67 entry daha
  • tankut gökçe bu kitabı çevirmemiş, yorumlamış. zaten cümle düşüklükleri, "ok"'un "tamam" yerine "ok" olarak bırakılması, zaman kipi kaymaları falan derken sürekli bir tehcir muhabbeti dönmesinden işkillenip daha 10 bölüm okumadan kitabın orijinaline baktım. gökçe "génocide" * sözcüğünü tehcir olarak çevirmekle kalmamış başka ilginç işler de yapmış. örneğin bir noktada karakter "yine ermeni soykırımından bahsetme" derken bunu "yine ermeni soykırımı zırvalıklarından bahsetme" olarak değiştirmiş. dahası "ermeni ismiyle türkiye'ye gidersen başın ağrır, hele ağrı dağına gideyim dersen sana asker eşlik eder ve geri dönemezsin" gibi karakterin (ya da jean christophe grange'in) aşırı ırkçılık yaptığı bir kısmı tamamen çeviriden atmış.

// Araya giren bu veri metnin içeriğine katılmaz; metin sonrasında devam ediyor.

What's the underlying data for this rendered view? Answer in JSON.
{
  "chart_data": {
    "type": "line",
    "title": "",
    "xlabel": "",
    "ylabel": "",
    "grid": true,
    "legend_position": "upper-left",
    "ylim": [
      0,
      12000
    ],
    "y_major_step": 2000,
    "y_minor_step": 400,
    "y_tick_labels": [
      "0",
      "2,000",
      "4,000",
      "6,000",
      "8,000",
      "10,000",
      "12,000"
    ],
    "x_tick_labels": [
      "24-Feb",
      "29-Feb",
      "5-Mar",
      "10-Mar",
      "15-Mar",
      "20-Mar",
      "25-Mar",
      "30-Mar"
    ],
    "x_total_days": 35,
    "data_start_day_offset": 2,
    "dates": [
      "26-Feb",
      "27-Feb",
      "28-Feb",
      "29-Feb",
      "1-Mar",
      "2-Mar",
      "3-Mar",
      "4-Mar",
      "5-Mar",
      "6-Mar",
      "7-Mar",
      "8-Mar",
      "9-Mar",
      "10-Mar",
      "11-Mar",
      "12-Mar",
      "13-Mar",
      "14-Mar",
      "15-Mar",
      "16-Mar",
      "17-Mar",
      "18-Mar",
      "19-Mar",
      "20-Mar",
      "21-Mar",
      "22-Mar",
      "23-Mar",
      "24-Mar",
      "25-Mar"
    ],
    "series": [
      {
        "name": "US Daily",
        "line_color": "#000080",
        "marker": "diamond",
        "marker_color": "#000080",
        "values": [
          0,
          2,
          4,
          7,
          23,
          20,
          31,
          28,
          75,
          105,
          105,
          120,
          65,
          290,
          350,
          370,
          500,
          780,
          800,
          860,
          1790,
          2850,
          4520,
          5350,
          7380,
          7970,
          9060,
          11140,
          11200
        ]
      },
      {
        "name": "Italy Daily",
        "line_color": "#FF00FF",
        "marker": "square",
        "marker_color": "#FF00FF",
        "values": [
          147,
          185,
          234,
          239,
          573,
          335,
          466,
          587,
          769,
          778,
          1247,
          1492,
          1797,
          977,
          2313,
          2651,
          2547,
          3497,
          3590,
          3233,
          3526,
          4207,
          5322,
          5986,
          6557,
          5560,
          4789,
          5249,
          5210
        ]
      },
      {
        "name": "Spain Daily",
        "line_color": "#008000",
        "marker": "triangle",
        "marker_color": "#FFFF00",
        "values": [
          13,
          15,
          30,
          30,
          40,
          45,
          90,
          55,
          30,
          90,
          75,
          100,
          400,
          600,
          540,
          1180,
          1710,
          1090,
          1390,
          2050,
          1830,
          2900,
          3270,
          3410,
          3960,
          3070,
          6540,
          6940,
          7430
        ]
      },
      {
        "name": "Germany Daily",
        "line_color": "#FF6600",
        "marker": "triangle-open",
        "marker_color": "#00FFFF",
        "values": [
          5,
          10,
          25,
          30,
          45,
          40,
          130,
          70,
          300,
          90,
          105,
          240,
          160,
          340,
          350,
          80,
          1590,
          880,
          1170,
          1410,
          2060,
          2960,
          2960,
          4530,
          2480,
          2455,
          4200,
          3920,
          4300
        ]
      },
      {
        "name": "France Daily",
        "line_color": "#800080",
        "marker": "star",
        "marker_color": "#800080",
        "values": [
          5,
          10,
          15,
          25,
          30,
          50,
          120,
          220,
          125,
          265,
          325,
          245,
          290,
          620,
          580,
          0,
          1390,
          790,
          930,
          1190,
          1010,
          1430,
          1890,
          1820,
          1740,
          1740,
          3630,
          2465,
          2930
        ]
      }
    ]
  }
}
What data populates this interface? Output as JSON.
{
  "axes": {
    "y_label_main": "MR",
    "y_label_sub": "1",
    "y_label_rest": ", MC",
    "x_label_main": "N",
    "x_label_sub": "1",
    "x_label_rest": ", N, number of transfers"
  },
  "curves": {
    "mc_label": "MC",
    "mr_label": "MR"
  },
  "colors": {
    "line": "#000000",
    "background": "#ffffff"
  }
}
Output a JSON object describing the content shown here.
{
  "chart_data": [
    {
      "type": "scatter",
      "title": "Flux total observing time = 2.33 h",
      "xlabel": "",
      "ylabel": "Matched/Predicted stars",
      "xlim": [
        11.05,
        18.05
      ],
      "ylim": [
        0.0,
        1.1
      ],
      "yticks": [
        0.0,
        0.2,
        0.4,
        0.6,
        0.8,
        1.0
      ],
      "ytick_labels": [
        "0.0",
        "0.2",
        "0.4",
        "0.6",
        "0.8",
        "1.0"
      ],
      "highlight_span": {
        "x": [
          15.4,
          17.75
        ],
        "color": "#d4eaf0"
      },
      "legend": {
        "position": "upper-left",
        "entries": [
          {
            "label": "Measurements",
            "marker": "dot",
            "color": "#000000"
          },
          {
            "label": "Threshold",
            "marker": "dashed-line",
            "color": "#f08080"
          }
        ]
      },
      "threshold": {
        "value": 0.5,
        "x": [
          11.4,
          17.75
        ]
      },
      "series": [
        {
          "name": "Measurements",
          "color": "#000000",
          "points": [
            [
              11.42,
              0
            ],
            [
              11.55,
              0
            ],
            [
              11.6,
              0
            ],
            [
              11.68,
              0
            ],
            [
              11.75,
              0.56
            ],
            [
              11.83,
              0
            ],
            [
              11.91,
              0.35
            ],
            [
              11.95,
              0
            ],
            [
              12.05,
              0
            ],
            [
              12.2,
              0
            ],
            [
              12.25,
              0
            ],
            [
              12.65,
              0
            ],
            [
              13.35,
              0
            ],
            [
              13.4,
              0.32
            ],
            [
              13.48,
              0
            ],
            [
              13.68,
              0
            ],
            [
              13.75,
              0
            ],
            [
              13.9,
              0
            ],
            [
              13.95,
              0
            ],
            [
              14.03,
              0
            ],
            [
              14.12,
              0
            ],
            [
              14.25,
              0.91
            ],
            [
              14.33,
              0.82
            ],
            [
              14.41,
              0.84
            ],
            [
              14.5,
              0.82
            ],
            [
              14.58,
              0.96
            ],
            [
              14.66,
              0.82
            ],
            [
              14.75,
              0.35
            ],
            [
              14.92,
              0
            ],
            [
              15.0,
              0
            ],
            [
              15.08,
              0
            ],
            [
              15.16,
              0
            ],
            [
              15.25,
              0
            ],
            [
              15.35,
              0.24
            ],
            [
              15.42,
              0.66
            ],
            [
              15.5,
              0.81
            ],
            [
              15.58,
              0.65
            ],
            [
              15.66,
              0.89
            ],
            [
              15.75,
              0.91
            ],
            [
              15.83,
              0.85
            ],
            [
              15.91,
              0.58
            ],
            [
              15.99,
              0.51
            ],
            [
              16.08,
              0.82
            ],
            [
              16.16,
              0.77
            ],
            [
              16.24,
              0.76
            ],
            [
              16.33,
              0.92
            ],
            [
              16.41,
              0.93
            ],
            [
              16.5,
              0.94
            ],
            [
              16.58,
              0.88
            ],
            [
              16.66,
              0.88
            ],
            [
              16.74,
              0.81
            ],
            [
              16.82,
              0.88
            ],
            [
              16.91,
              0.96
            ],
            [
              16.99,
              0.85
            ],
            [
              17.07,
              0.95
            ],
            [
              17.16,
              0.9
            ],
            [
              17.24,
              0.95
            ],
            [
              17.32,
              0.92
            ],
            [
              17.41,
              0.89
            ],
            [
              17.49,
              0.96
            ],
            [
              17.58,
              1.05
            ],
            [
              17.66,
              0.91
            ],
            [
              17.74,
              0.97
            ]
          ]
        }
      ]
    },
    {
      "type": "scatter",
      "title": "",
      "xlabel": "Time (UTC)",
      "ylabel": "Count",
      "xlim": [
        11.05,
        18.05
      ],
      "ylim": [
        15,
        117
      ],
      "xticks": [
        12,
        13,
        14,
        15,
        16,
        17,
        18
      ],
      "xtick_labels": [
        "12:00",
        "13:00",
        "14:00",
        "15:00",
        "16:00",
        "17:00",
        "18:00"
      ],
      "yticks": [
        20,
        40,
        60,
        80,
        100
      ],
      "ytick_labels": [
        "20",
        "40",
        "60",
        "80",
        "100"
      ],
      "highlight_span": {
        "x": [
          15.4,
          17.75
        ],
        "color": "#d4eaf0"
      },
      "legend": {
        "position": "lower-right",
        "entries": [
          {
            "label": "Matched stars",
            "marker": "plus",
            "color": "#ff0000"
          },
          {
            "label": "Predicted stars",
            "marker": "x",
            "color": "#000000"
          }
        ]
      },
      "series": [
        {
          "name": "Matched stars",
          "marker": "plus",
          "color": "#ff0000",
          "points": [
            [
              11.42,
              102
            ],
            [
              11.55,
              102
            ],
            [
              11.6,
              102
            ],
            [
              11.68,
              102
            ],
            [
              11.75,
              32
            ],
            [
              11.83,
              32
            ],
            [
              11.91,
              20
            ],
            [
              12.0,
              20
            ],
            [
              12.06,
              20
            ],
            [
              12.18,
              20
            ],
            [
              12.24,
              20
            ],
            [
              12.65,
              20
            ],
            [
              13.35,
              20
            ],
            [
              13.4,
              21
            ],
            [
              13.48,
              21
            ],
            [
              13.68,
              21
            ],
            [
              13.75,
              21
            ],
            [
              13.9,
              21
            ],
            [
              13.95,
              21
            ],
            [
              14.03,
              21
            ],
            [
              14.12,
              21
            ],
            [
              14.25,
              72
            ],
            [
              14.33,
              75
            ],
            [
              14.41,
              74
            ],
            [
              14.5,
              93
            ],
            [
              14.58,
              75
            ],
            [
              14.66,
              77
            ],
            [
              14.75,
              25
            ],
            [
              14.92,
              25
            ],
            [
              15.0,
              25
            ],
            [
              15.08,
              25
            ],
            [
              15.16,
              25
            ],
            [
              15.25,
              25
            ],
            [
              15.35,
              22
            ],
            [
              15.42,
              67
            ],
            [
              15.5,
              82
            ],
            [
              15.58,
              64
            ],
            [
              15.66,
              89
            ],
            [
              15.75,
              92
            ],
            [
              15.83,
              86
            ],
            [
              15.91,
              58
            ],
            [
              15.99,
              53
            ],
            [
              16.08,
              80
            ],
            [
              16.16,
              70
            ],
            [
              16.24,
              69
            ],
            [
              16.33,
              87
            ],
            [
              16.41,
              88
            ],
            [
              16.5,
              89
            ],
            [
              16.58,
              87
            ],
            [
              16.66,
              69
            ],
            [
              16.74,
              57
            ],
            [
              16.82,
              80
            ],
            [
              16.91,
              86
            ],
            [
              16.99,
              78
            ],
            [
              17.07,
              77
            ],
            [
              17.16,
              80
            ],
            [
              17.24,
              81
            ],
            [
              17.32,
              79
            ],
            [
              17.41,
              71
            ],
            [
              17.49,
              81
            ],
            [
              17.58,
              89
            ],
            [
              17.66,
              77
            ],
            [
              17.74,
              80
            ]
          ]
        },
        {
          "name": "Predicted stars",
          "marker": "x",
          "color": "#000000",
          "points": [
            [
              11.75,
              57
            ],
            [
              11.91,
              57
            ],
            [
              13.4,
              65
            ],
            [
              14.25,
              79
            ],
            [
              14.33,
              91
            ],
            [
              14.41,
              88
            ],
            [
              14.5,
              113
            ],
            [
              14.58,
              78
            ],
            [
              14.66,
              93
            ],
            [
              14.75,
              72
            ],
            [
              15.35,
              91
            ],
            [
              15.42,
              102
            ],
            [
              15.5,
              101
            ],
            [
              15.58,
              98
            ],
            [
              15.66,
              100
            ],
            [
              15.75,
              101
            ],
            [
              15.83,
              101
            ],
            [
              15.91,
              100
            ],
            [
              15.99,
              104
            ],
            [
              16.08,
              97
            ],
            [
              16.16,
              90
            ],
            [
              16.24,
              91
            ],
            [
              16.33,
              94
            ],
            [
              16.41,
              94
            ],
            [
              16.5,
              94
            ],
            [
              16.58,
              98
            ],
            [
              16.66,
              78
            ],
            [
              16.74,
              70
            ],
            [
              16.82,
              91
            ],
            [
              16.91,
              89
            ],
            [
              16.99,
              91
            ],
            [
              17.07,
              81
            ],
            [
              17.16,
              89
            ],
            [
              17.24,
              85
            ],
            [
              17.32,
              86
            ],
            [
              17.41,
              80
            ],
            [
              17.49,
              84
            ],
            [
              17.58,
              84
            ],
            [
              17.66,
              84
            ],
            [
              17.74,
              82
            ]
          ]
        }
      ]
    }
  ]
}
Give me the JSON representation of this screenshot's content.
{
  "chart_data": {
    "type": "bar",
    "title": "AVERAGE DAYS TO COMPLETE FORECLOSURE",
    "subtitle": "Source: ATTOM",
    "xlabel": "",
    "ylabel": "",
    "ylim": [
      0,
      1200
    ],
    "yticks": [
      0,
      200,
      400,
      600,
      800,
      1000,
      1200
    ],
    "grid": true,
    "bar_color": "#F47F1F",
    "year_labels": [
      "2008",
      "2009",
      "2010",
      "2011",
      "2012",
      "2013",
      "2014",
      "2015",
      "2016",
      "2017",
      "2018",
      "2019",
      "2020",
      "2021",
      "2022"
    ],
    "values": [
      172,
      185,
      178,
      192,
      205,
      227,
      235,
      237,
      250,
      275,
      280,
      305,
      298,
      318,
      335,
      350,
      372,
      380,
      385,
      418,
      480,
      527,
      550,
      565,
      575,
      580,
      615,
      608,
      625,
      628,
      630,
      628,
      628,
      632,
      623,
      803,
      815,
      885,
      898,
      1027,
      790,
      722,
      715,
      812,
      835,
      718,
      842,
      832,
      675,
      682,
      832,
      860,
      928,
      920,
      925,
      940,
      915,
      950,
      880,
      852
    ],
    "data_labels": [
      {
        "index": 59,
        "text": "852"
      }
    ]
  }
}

    grange popüler bir yazar olduğu için kitabı türk okuyucuyu rahatsız etmeyecek bir hale getirmek istediklerini anlayabiliyorum, (ki ağrı dağıyla ilgili olan paragraftaki "midnight express" seviyesindeki ırkçılık grange'e şüpheyle bakmama yol açtı) ancak soykırım mı değil mi tartışmasından bağımsız olarak çeviri açısından bunlar hem şık hem de etik değil, zira bir çeviri okuduğumda aksi belirtilmediği sürece ufak tefek gramer hataları olsa bile içeriğin değiştirilmediğini, ekleme çıkarma olmadığını varsayıyorum. çevirmenin okuyucuyu dip notla bile bilgilendirmeden bu tarz değişiklikler yapmış olması "başka kim bilir neleri değiştirdi" sorusunu oluşturduğu için kabul edilebilir değil.

    edit: bu arada ingilizce okuyayım bari diye baktım da, kitap ingilizce'ye çevirilmemiş bile.